AUSTIN – Texas Attorney General Greg Abbott recovered more than $15.7 million for the State of Texas under a national settlement with one of the nation’s largest pharmaceutical manufacturers. The agreement resolves a civil Medicaid fraud enforcement action that Texas and 42 other states filed against Bristol-Myers Squibb Co. (BMS) and its subsidiary, Apothecon regarding their alleged illegal marketing and pricing practices.
According to court documents filed by the states, the defendants failed to comply with state and federal laws that require pharmaceutical companies to report their lowest drug prices to the Medicaid program. As a result, the taxpayer-funded program was defrauded when it overpaid for BMS’ anti-depression drug, Serzone. According to investigators, a wide assortment of BMS and Apothecon’s generic and oncology drug prices were also improperly reported to the states’ Medicaid programs.
State and federal laws require drug manufacturers to report their products’ sales prices to Medicaid. This reporting requirement applies to pricing schemes the manufacturers offer a variety of providers, including pharmacies, wholesalers and distributors. The Texas Medicaid program uses this pricing information to estimate the amount Medicaid’s pharmacy providers pay to acquire the drug manufacturers’ products.
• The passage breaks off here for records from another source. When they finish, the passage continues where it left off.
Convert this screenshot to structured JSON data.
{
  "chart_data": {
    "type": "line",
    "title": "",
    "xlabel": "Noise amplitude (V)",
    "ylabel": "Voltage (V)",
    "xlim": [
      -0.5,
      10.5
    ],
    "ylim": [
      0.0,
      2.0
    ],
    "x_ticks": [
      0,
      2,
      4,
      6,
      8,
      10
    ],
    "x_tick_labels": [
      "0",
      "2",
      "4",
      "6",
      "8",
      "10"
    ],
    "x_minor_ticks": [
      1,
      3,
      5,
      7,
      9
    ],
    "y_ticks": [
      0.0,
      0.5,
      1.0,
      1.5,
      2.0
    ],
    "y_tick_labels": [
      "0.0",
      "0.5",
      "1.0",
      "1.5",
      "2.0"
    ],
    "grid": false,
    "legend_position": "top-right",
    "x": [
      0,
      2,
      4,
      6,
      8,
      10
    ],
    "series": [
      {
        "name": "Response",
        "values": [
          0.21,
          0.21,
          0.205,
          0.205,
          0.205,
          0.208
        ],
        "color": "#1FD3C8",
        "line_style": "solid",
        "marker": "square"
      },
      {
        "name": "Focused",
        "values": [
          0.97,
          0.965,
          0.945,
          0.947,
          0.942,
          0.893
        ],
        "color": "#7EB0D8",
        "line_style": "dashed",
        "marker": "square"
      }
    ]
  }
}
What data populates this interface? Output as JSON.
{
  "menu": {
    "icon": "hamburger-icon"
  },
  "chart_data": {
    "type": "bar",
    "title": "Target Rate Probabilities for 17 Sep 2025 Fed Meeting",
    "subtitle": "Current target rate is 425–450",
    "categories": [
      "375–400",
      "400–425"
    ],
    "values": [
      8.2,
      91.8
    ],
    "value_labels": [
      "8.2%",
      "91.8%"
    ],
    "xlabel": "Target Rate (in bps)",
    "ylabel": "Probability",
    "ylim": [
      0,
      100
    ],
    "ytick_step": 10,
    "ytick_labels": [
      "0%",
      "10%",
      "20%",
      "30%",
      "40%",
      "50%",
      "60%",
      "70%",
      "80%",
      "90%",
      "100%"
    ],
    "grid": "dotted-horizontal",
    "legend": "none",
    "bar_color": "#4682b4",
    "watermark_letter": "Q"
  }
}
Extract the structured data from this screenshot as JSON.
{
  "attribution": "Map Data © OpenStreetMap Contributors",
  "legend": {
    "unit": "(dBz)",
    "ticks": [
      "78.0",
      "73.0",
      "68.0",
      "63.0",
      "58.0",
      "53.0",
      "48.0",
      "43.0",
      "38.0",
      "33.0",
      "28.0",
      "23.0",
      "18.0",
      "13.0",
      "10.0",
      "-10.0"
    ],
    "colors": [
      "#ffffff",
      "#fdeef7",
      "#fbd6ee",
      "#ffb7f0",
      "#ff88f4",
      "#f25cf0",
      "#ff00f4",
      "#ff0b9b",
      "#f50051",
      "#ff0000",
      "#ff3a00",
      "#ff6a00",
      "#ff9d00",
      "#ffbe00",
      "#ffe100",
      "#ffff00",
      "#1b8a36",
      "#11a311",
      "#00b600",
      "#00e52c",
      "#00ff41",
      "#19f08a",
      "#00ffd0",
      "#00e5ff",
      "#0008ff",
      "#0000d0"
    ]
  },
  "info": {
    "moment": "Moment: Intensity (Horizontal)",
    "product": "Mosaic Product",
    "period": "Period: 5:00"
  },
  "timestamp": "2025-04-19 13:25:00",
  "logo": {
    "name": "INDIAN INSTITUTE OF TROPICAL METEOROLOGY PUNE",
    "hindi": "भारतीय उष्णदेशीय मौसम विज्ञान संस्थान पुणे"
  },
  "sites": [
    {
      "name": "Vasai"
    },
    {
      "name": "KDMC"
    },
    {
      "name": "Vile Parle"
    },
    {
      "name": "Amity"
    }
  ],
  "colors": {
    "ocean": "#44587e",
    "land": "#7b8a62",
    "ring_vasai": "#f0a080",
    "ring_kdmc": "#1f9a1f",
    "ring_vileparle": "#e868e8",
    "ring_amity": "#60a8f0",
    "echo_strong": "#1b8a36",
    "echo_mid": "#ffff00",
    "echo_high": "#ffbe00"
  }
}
When pharmacies bill the state-run, taxpayer-funded program for prescription drugs and dispensing fees Medicaid’s reimbursement rates are based on the manufacturer-reported pricing information. Because of the falsely reported prices, Medicaid reimbursed pharmacies and other providers at vastly inflated rates. The resulting windfall profits unlawfully induced those health care vendors to purchase the defendants’ products.
State and federal law also prohibits pharmaceutical companies from marketing their products for uses that have not been approved by the U.S. Food and Drug Administration. The multi-state investigation also revealed that BMS improperly marketed and promoted Abilify, an atypical antipsychotic drug, between 2002 and 2005. According to investigators, the defendant unlawfully marketed the product for pediatric use and as a dementia-related psychosis treatment when it had no FDA approval for such use.
This enforcement action stems from a sealed whistleblower lawsuit filed by home-infusion pharmacy Ven-a-Care of the Florida Keys Inc. Acting on similar information from Ven-a-Care, the Attorney General has taken action against numerous defendants for launching similar drug-pricing schemes. Among these are Schering-Plough/Warrick Pharmaceuticals in May 2004 ($27 million); Dey Inc. in June 2003 ($18.5 million); Boehringer Ingelheim/Roxane Laboratories in November 2005 ($10 million); and Baxter Healthcare Corp. in June 2006 ($8.5 million).
The Attorney General’s legal actions against B Braun Medical Inc. of Pennsylvania and Abbott Laboratories Inc. of Illinois remain pending.
Today’s development continues the Attorney General’s crackdown on waste, fraud and abuse in the Medicaid system. In 2006 alone, the Texas Medicaid program cost more than $17 billion. To save taxpayer dollars, Attorney General Abbott has dramatically expanded both the Civil Medicaid Fraud Section and the Medicaid Fraud Control Unit. Since Attorney General Abbott took office, the civil and criminal Medicaid fraud sections have recovered more than $200 million.
With the passage of amendments to the Texas Medicaid Fraud Prevention Act in 1997, the Texas Legislature paved the way for whistleblower lawsuits involving industry insiders, such as Ven-a-Care. Under the law, whistleblowers may be eligible for a percentage of damages recovered.